2026-06-02Machine Learning

Machine LearningSound
AI summary

The authors explain that when using randomized smoothing (RS) to test how robust audio classifiers are against noise, it matters a lot exactly where and how the noise is added. Because audio data often goes through complicated changes like normalization and conversion to features, simply adding noise to the waveform or features isn't straightforward. They tested different smoothing approaches on two audio tasks and found that results vary depending on the audio representation and processing steps. Their work shows it's important to clearly define what part of the audio is being certified and how noise is applied to have meaningful robustness guarantees.

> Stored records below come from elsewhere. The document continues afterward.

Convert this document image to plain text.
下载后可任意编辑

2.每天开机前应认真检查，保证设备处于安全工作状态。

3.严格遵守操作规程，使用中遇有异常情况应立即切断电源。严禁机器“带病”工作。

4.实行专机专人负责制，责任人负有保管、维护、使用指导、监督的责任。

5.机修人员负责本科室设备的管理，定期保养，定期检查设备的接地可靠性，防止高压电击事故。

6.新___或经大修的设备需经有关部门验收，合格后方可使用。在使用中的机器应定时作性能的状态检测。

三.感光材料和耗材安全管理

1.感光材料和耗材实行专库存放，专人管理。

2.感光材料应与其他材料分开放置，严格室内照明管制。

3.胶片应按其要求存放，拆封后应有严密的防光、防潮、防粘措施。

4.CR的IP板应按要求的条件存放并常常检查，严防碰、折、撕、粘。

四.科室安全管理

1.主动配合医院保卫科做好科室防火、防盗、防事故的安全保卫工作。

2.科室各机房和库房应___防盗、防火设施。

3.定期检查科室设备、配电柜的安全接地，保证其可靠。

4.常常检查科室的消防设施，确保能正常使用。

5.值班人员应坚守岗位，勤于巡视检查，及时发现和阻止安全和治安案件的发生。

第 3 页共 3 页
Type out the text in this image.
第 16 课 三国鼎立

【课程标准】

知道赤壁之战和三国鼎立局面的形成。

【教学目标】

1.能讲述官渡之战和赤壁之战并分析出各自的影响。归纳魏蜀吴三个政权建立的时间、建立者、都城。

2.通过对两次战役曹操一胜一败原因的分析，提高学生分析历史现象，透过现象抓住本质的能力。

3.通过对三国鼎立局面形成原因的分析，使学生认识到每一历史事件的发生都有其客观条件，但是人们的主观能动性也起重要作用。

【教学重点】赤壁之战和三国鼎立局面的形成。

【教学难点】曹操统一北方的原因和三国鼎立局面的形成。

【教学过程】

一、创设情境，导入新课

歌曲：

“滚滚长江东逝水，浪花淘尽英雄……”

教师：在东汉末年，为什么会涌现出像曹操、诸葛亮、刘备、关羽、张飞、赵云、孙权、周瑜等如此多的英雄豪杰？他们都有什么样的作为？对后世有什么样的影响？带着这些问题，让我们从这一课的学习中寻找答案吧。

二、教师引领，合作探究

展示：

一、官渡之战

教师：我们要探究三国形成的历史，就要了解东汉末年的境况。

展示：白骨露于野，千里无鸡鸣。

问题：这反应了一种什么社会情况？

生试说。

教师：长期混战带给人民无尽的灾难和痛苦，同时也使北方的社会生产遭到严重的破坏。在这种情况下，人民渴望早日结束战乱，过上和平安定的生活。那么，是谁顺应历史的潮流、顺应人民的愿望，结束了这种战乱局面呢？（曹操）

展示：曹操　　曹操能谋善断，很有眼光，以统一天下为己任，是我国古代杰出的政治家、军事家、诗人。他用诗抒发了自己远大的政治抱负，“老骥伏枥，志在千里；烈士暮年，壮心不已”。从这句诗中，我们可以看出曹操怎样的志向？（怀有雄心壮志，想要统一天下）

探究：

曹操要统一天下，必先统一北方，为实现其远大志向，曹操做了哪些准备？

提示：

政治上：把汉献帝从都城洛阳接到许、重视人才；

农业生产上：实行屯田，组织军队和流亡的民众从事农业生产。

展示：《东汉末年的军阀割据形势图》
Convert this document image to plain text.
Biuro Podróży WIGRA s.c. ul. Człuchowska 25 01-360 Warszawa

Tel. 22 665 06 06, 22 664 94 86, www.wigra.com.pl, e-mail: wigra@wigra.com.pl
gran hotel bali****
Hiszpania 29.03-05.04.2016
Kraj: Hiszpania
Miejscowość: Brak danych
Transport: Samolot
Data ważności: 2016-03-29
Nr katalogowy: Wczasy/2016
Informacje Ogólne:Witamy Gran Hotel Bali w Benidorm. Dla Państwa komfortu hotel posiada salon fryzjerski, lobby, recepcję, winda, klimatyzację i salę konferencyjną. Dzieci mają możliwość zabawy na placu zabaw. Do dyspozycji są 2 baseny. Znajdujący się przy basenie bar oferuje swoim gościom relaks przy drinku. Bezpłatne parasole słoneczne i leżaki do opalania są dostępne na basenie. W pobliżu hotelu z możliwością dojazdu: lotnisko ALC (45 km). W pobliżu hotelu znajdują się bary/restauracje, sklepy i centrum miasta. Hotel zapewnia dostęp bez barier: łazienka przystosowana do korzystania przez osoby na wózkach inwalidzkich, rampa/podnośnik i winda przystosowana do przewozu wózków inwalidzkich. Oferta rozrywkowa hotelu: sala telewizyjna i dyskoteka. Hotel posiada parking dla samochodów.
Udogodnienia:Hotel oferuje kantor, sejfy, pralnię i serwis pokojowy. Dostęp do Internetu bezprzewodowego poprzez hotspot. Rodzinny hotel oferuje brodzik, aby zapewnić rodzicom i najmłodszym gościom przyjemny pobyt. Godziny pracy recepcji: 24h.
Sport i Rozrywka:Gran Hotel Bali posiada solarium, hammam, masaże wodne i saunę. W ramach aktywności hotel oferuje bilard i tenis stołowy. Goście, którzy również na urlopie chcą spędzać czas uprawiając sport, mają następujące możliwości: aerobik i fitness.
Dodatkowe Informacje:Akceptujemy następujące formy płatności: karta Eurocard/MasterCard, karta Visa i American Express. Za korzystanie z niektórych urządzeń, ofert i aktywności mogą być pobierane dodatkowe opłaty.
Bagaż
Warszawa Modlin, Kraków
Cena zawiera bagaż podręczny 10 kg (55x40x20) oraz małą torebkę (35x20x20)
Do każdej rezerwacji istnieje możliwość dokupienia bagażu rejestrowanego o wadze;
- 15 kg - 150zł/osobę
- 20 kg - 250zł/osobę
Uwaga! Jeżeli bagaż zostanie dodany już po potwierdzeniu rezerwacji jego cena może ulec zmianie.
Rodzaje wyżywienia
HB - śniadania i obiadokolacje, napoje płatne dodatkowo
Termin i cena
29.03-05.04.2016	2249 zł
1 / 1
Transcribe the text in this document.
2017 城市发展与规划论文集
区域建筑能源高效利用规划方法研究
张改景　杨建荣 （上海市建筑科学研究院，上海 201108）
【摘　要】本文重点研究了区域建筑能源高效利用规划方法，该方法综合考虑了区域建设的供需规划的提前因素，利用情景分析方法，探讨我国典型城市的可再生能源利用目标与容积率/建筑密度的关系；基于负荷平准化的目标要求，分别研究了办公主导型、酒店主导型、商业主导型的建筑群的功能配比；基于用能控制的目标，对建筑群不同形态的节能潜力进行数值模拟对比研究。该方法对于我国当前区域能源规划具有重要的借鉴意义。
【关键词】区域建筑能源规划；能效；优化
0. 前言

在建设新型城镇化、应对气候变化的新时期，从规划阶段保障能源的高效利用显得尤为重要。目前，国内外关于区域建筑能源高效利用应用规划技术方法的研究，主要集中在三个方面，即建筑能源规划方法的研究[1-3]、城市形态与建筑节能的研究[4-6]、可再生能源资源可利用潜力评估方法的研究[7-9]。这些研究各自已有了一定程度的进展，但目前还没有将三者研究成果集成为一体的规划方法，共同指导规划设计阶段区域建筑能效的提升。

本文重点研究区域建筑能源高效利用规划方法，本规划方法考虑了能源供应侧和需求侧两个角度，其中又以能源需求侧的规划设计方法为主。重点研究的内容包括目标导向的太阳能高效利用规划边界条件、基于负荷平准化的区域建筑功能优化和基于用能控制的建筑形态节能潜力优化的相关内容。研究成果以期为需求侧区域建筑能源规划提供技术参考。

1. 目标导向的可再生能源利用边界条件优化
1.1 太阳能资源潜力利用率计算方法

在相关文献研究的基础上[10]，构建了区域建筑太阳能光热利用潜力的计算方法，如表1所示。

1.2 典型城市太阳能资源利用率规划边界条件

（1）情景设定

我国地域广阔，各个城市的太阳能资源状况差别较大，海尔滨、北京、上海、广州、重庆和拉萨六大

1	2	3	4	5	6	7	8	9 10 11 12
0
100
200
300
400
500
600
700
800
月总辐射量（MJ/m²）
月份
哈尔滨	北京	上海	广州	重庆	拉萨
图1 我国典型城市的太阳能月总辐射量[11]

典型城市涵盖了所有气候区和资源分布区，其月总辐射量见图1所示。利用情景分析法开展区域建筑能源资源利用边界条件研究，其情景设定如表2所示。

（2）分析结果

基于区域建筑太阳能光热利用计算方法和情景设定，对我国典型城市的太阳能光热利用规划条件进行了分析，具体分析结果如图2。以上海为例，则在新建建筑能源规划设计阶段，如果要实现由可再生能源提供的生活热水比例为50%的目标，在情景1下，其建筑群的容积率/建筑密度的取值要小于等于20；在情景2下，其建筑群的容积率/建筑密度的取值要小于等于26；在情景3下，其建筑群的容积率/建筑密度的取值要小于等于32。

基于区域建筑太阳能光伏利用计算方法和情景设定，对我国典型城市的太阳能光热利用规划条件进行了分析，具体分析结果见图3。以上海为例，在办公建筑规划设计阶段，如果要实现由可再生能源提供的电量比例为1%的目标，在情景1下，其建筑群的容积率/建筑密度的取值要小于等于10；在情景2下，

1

Randomized SmoothingAudio ClassificationWaveformLog-mel FeaturesNoise RobustnessSignal-to-Noise RatioNormalizationCertified RadiusPerturbation ModelSmoothing
Authors
Jong-Ik Park, Shreyas Chaudhari, José M. F. Moura, Carlee Joe-Wong
Abstract
Randomized smoothing (RS) certifies robustness in the vector space where Gaussian noise is added. In audio classification, this space is often not uniquely defined as standard pipelines normalize, range-control, and transform waveforms into log-mel or other spectral features. We show that direct RS is therefore under-specified unless the certified object and preprocessing policy are explicit. On two audio benchmarks, keyword spotting and environmental-sound classification, we study waveform, feature-space, and post-processed smoothing. Our diagnostics show why representation-aware reporting is necessary: at the same smoothing level $σ=0.0025$, the two datasets share the same median raw radius $.007996$, but different waveform energies yield different SNR-equivalent scales ($83.98$ vs. $90.97$ dB); log-mel smoothing gives higher positive-radius certified accuracy on environmental sounds ($68.42\%$ vs. $65.53\%$), certifying more examples with nonzero radius but over features rather than waveforms; and clipping or peak normalization changes the effective perturbation norm by roughly $230$--$351\times$. We therefore recommend that audio RS studies choose and report the task-specific certified object and perturbation model, including the perturbation location, gain policy, raw radius, and any post-noise geometry changes.